Enfin, les médias multilingues européens, comme la chaîne de télévision Euronews, le magazine Internet européen Café Babel [10] ou le portail d’information Euractiv [11], encore trop peu nombreux, doivent être encouragés. Ils doivent refléter le pluralisme des idées en Europe et rendre le débat aux citoyens. Le besoin d’un espace public européen ne peut que s’appuyer sur un multilinguisme authentique, et donc sur un accroissement des traductions.

Le prix du multilinguisme est la rançon du succès d’une cohabitation culturelle réussie. Par ailleurs, les grandes aires linguistiques pourraient entretenir des liens plus étroits : la francophonie, le Commonwealth, la lusophonie, l’hispanophonie, la germanophonie… Ainsi, les langues romanes représentent 200 millions de citoyens actuellement, et l’entrée de la Roumanie renforcera encore ce poids. Dans le contexte de la mondialisation, les aires linguistiques redonnent à l’Europe un ancrage mondial et seront à l’avenir autant d’espace de solidarité sur lesquelles elle devrait s’appuyer.

Florent Parmentier,

Analyste-politique pour Euro-Power et Moldavie.fr

[1A propos du passage à la « politique de la survie » comme enjeu central de la vie politique, voir Marc Abélès, Politique de la Survie, Paris, Flammarion, 2006.

[2A propos du passage à la « politique de la survie » comme enjeu central de la vie politique, voir Marc Abélès, Politique de la Survie, Paris, Flammarion, 2006.

[3Pierre Hassner, « L’Europe et le spectre des nationalismes », Esprit, n°175, octobre 1991, p. 16.

[4Sur le système linguistique mondial, voir : Abram de Swaan, Words of the World. The Global Language System, Cambridge, Polity, 2001.

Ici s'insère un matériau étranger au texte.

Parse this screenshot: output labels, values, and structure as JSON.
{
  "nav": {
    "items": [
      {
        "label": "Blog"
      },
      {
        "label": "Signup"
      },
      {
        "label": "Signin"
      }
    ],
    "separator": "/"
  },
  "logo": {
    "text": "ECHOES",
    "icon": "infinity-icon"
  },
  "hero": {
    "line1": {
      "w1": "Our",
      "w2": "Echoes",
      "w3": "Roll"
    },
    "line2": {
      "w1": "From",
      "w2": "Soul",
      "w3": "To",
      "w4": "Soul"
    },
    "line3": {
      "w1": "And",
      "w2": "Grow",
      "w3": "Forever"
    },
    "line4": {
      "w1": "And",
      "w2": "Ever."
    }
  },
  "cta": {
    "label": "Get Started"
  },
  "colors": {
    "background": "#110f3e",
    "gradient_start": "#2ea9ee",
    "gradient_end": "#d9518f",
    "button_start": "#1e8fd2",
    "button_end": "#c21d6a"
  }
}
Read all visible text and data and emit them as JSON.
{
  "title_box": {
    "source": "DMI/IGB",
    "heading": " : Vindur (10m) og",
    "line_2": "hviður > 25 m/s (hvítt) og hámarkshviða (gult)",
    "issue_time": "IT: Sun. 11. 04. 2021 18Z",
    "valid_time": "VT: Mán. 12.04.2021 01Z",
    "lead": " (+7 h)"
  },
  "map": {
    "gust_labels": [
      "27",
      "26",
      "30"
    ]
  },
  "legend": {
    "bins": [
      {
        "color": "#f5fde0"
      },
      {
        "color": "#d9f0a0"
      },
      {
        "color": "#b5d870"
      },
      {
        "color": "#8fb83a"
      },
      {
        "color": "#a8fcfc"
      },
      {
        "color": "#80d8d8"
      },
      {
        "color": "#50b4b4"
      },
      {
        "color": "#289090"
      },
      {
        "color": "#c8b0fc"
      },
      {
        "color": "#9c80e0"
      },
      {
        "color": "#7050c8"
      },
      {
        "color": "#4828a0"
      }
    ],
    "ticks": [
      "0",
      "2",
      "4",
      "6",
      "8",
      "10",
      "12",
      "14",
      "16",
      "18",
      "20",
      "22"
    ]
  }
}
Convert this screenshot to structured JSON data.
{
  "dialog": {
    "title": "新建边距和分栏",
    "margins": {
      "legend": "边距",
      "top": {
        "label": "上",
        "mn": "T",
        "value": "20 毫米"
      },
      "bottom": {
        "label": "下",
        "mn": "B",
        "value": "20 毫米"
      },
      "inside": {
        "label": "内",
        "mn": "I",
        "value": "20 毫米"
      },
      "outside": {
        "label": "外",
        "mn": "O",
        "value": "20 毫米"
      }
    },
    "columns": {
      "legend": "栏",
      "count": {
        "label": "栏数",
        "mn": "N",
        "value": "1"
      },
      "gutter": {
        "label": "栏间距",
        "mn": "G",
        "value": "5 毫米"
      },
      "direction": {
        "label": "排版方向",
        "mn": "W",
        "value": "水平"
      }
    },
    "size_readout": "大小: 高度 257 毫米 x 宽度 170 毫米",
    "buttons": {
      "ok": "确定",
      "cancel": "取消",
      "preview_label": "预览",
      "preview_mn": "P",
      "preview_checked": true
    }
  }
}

[5Article 1-3-3 : « L’Union (…) respecte la richesse de la diversité culturelle et linguistique, et veille à la sauvegarde et au développement du patrimoine culturel européen ».

[6European and their Languages”, Special Eurobarometer 243, Février 2006, p. 8.

[7Ibid

[8A l’heure actuelle, 5 langues étrangères au pays considéré sont répandues sur le continent européen : l’anglais, le français, l’allemand, l’espagnol et le russe. Par rapport à une précédente enquête de 2001, qui portait sur les 15 pays membres d’alors, le taux de locuteurs de toutes les langues a augmenté (le nombre de locuteurs pouvant s’exprimer en anglais passant de 32 à 38%, de 11 à 14% pour le français et de 8 à 14% pour l’allemand). Ibid.

[9On l’estime à environ 2% de l’enveloppe globale, soit le prix d’un café par an pour chaque européen. Chiffre cité dans Dominique Wolton, Demain la Francophonie, Paris, Flammarion, 2006, p. 160.